Australian Nurses Federation secretary Janet Reah said she hoped the inquest would help establish what safe staffing levels in WA hospitals looked like.

Janet Reah says the Health Department was repeatedly warned about staffing issues at PCH prior to Aishwarya Aswath’s death. (ABC News: Rebecca Trigger)

"Not minimal staffing, safe staffing," she said.

Staffing levels a worry in lead-up to tragedy

Ms Reah said staff had repeatedly raised concerns about staffing levels in the lead-up to Aishwarya's death.

"The government's shown that they're very slow to listen to our concerns, but they're very quick to throw nurses under the bus when something goes wrong," she said.

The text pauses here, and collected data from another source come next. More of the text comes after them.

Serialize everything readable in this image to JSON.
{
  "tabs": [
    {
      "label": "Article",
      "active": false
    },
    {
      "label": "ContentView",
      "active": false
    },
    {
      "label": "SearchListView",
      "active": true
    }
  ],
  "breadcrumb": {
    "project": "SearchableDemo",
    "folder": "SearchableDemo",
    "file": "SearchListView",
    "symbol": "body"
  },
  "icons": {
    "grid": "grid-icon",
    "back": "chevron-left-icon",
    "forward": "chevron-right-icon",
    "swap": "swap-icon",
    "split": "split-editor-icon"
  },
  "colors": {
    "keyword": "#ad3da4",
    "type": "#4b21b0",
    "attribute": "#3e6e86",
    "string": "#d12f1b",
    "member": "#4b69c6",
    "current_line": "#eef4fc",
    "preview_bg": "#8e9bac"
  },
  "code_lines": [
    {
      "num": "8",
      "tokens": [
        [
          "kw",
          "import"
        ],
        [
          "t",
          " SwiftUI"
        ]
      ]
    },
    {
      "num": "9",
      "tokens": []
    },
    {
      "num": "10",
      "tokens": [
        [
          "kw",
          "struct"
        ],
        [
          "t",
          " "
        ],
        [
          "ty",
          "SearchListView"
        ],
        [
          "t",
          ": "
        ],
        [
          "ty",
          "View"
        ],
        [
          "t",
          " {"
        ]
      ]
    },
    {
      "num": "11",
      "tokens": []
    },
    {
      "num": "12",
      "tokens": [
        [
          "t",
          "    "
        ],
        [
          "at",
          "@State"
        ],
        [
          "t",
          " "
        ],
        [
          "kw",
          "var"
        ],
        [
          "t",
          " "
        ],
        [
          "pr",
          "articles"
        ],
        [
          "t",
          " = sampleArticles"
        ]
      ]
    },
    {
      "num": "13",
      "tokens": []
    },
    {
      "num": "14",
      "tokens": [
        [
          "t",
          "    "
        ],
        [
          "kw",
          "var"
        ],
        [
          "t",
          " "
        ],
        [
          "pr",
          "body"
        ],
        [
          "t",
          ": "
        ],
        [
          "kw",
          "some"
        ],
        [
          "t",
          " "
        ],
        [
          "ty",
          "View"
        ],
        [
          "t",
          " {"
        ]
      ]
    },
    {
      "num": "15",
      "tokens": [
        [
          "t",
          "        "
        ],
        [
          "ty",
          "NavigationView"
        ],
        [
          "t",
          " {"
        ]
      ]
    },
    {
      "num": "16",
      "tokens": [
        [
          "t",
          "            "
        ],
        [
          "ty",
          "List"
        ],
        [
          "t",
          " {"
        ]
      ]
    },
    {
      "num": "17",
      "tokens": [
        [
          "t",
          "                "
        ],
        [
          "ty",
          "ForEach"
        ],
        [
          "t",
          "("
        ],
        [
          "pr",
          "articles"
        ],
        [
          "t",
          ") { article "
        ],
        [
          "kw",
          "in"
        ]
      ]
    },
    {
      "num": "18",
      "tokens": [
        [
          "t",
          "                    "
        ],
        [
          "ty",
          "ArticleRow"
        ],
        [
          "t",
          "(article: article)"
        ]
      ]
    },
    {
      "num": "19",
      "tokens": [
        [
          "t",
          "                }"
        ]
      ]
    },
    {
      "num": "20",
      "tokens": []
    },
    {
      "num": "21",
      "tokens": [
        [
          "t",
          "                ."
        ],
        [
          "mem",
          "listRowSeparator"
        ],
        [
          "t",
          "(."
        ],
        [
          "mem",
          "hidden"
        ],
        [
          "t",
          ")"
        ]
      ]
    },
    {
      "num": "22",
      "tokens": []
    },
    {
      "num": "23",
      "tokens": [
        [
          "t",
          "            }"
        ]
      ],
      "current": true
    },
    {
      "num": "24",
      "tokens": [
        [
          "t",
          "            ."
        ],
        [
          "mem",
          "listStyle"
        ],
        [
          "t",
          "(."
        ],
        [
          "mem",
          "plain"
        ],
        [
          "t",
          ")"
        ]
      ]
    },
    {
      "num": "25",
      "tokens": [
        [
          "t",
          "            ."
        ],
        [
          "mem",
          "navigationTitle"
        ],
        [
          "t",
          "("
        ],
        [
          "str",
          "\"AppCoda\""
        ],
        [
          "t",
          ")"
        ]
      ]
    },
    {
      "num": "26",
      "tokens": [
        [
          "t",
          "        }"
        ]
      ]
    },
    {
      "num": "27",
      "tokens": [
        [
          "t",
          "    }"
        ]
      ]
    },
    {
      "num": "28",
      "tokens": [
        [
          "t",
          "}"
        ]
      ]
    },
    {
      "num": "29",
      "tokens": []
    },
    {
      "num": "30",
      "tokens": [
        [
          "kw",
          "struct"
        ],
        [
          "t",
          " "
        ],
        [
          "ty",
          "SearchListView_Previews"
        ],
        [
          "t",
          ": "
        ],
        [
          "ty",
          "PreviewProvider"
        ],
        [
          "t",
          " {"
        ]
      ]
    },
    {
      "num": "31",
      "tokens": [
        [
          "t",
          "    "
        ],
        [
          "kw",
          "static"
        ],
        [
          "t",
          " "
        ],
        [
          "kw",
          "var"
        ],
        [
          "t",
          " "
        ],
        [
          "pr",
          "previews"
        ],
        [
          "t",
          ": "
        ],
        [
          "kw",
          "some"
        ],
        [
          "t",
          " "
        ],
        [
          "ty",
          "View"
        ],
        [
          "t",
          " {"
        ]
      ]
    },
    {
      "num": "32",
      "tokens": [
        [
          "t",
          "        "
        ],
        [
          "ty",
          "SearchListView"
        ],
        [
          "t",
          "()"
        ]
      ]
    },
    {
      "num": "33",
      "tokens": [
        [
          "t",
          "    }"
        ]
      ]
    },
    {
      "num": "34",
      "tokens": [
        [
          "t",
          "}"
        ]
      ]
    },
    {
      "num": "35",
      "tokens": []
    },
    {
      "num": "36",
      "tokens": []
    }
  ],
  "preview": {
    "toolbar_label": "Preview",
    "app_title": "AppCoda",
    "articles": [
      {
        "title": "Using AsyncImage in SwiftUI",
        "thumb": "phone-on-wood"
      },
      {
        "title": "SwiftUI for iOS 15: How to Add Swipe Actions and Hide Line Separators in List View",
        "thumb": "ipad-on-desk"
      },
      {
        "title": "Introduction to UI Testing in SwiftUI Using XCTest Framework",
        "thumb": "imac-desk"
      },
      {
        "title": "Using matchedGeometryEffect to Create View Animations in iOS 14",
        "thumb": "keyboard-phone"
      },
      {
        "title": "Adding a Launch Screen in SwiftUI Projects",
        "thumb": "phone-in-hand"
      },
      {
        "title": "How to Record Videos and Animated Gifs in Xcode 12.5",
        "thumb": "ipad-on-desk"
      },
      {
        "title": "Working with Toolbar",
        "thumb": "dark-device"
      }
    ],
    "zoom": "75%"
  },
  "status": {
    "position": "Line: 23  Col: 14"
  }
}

She said staff were frightened to go to work believing they would not be supported if the system broke down.

"Not only have you got the fear of 'will I do well enough today', you've got the fear that something you can't control because the system is broken, that you're working in, and it comes back on you," she said.

The confidential "root cause" internal review completed by the hospital, seen by the ABC, found a "cascade of missed opportunities to address parental concerns and incomplete assessments, with a delay in escalation" may have contributed to Aishwarya's death.

It made 11 recommendations including the establishment of a triage support nurse, a better process for parents to escalate their concerns, redesign of the PCH emergency department and more training for junior staff.

Staff described as 'exhausted, demoralised'

An independent, external investigation was then ordered after Aishwarya's parents began a hunger strike outside the hospital.

That report said ED staff were "described as exhausted, demoralised and relatively isolated".

Aishwarya's parents Aswath Chavittupara and Prasitha Sasidharan during their hunger strike.  (ABC News: West Matteeussen)

"Staffing and rostering challenges, along with the inability to backfill higher than usual sick leave, may have further contributed to workload pressures in the ED," the report said.

That report made 30 recommendations, of which the government says six have been implemented.

Aishwarya Aswath's parents lay flowers at the one-year anniversary of her death in April this year.  (ABC News: Tabarak Al Jrood)

WA Health Minister Amber-Jade Sanderson pledged all 30 would be implemented over the next 12 months.

Ms Sanderson said she didn't want to pre-empt the results of the coronial inquest, but that the government would consider all the recommendations that came from the coroner.